6) Pourquoi cela vous importe-t-il?

L’expédition Franklin est un des grands mystères du passé. Un de ces récits où nous ne savons pas précisément ce qui est arrivé parce qu’il n’y a eu aucun survivant et il n’y a rien de matériel qui a survécu au-delà de la célèbre lettre de Crozier et Fitzjames rédigée en quelques étapes et qui a été retrouvée par McClintock. Nous n’avons pas assez de preuves pour être certains de pouvoir créer une chronologie qui se tient ou donner une solide explication. Il y a des cases vides. On ne sait pas où sont les navires, on ne connaît pas les raisons exactes qui ont poussé les hommes à abandonner les navires, on ne connaît pas les causes de la mort de Franklin. On sait que les trois hommes enterrés à l’île Beechey sont morts de tuberculose, ce qui est très intéressant à cause du récit standard de l’expédition, celui de Richard Cyriax, qui était un médecin; c’était un spécialiste de la tuberculose, mais il ne connaissait pas le rôle de la tuberculose au sein de l’expédition Franklin parce qu’il a écrit son récit dans les années 1930. L’expédition d’Owen Beattie des années 1980 était encore loin dans le futur. L’expédition Franklin veut dire qu’on ne sait pas tout et que les chances de trouver assez d’éléments de preuve pour expliquer l’ensemble de ce phénomène sont très minimes. Et je pense que le but de l’histoire ne devrait pas être de tout connaître : elle devrait laisser de l’espace dans lequel nous pouvons utiliser notre imagination, notre logique, notre intuition et les preuves disponibles pour créer un argument qu’on peut ensuite faire progresser, dont on peut débattre et discuter.

7) Quelle est l’importance de la dernière expédition de Franklin?

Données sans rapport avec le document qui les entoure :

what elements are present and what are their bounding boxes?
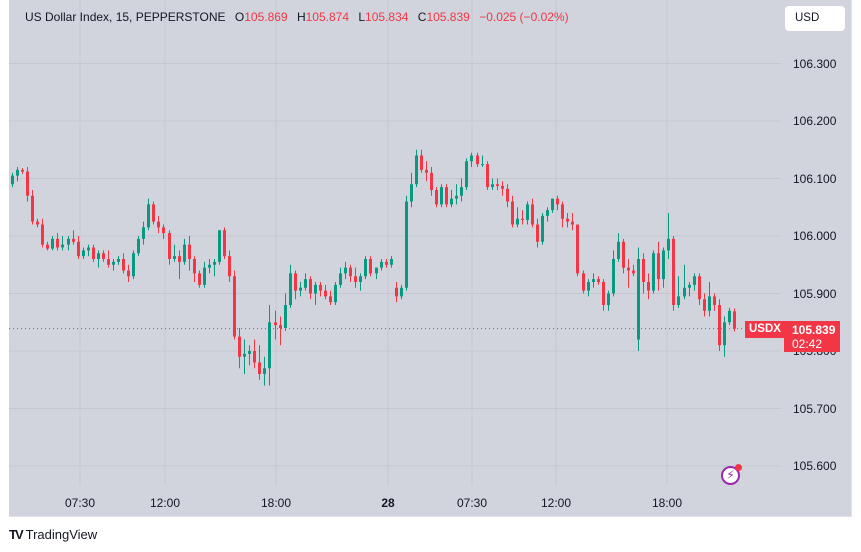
- price-tick-label: 106.000: [793, 229, 837, 243]
- low-value: 105.834: [365, 10, 409, 24]
- time-tick-label: 18:00: [260, 496, 292, 510]
- time-tick-label: 12:00: [540, 496, 572, 510]
- last-price-value: 105.839: [792, 323, 836, 337]
- open-value: 105.869: [244, 10, 288, 24]
- time-tick-label: 07:30: [456, 496, 488, 510]
- high-value: 105.874: [305, 10, 350, 24]
- bar-countdown: 02:42: [792, 337, 823, 351]
- notification-dot-icon: [735, 464, 742, 471]
- chart-pane[interactable]: US Dollar Index, 15, PEPPERSTONE O105.86…: [9, 0, 852, 517]
- close-value: 105.839: [426, 10, 470, 24]
- price-tick-label: 105.600: [793, 459, 837, 473]
- time-tick-label: 18:00: [651, 496, 683, 510]
- price-tick-label: 105.700: [793, 401, 837, 416]
- tradingview-logo-icon: TV: [9, 527, 24, 542]
- footer-branding[interactable]: TV TradingView: [9, 527, 97, 542]
- price-tick-label: 106.100: [793, 171, 837, 186]
- price-tick-label: 106.300: [793, 56, 837, 71]
- price-tick-label: 106.200: [793, 114, 837, 128]
- candlestick-plot[interactable]: [9, 0, 851, 516]
- symbol-price-tag: USDX: [745, 321, 785, 338]
- close-label: C: [417, 10, 427, 24]
- alert-bolt-icon[interactable]: ⚡: [721, 464, 742, 485]
- low-label: L: [358, 10, 366, 24]
- symbol-legend: US Dollar Index, 15, PEPPERSTONE O105.86…: [25, 10, 569, 24]
- symbol-title[interactable]: US Dollar Index, 15, PEPPERSTONE: [25, 10, 226, 24]
- high-label: H: [296, 10, 306, 24]
- last-price-tag: 105.839 02:42: [784, 321, 840, 352]
- tradingview-brand: TradingView: [25, 527, 98, 542]
- time-tick-label: 28: [381, 496, 395, 510]
- open-label: O: [234, 10, 245, 24]
- time-tick-label: 12:00: [149, 496, 181, 510]
- time-tick-label: 07:30: [64, 496, 96, 510]
- change-value: −0.025 (−0.02%): [479, 10, 569, 24]
- currency-button[interactable]: USD: [785, 6, 845, 31]
- price-tick-label: 105.900: [793, 286, 837, 301]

L’importance de l’expédition est, essentiellement, que tout le nord du continent américain et au-delà, incluant les archipels, soit Canadien, car le sol est truffé de dépouilles d’Anglais. En fait, la plupart sont Acadiens et plusieurs Écossais et Irlandais. Les Britanniques ont donné le Grand Nord au Canada et leur revendication aux titres de propriété était très humaine : ils l’ont trouvé, ils l’ont cartographié, ils l’ont nommé, ils y ont enterré leurs morts. Ce coin de pays demeurera toujours un peu anglais. C’est là son importance. C’est aussi le processus qui a largement fait progresser la compréhension du magnétisme terrestre. Et en suscitant la plus grande mission de sauvetage au monde, elle montre que les Anglais de l’époque victorienne avaient du cœur et aussi qu’ils utilisaient leurs émotions sincèrement – Franklin était un homme aimé de tous, ils sont donc partis à sa recherche.